Targeted Learning on Variable Importance Measure for Heterogeneous Treatment Effect
Haodong Li, Alan E Hubbard, Oliver J Hines, Andrea M Storås, Kajsa Kvist, Mark van der Laan
TL;DR
This article proposes a new targeted maximum likelihood estimator (TMLE) for a treatment effect variable importance measure, in the form of the difference of the variances of conditional average treatment effect, and applies it to data from a randomized clinical trial comparing nucleoside monotherapy with combination therapy in HIV-infected adults.
Abstract
Quantifying the heterogeneity of treatment effect is important for understanding how a commercial product or medical treatment affects different population subgroups. While much of treatment effect heterogeneity analysis focuses on the conditional average treatment effect, an alternative parameter that captures treatment effect heterogeneity is the variance of treatment effect across different covariate groups. One can also derive variable importance parameters that measure (and rank) how much of treatment effect heterogeneity is explained by a targeted subset of covariates.

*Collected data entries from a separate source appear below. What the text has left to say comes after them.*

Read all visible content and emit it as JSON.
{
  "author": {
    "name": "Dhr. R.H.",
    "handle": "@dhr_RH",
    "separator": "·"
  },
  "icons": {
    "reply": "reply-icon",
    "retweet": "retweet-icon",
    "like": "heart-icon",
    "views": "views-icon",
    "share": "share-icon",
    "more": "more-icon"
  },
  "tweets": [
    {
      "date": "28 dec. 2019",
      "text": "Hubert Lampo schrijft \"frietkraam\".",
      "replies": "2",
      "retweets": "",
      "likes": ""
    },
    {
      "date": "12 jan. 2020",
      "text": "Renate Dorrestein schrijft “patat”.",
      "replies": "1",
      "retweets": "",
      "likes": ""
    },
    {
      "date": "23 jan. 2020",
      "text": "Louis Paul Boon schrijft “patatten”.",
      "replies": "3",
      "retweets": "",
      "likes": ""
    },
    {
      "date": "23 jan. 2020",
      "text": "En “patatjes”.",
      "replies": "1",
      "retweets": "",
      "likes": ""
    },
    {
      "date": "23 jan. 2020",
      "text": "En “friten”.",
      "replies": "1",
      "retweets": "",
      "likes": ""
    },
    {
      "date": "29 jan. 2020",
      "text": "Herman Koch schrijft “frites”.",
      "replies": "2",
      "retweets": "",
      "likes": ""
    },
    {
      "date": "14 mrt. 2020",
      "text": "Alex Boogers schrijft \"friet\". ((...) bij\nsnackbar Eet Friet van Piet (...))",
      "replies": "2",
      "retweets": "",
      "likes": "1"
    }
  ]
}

In this article, we propose a new targeted maximum likelihood estimator (TMLE) for a treatment effect variable importance measure, in the form of the difference of the variances of conditional average treatment effect. This TMLE is a pure plug-in estimator that consists of two steps: 1) the initial estimation of relevant components to plug in and 2) an iterative updating step to optimize the bias-variance tradeoff. Simulation results show that the proposed estimator has competitive performance in terms of lower bias and better confidence interval coverage compared to a simple substitution estimator and an estimating equation estimator. We apply these methods to data from a randomized clinical trial comparing nucleoside monotherapy with combination therapy in HIV-infected adults. We find that the estimating equation estimator and the proposed TMLE suggest similar rankings of variable importance. The application of this method also demonstrates the advantage of a plug-in estimator, which always respects the global constraints on the data distribution and that the estimand is a particular function of the distribution.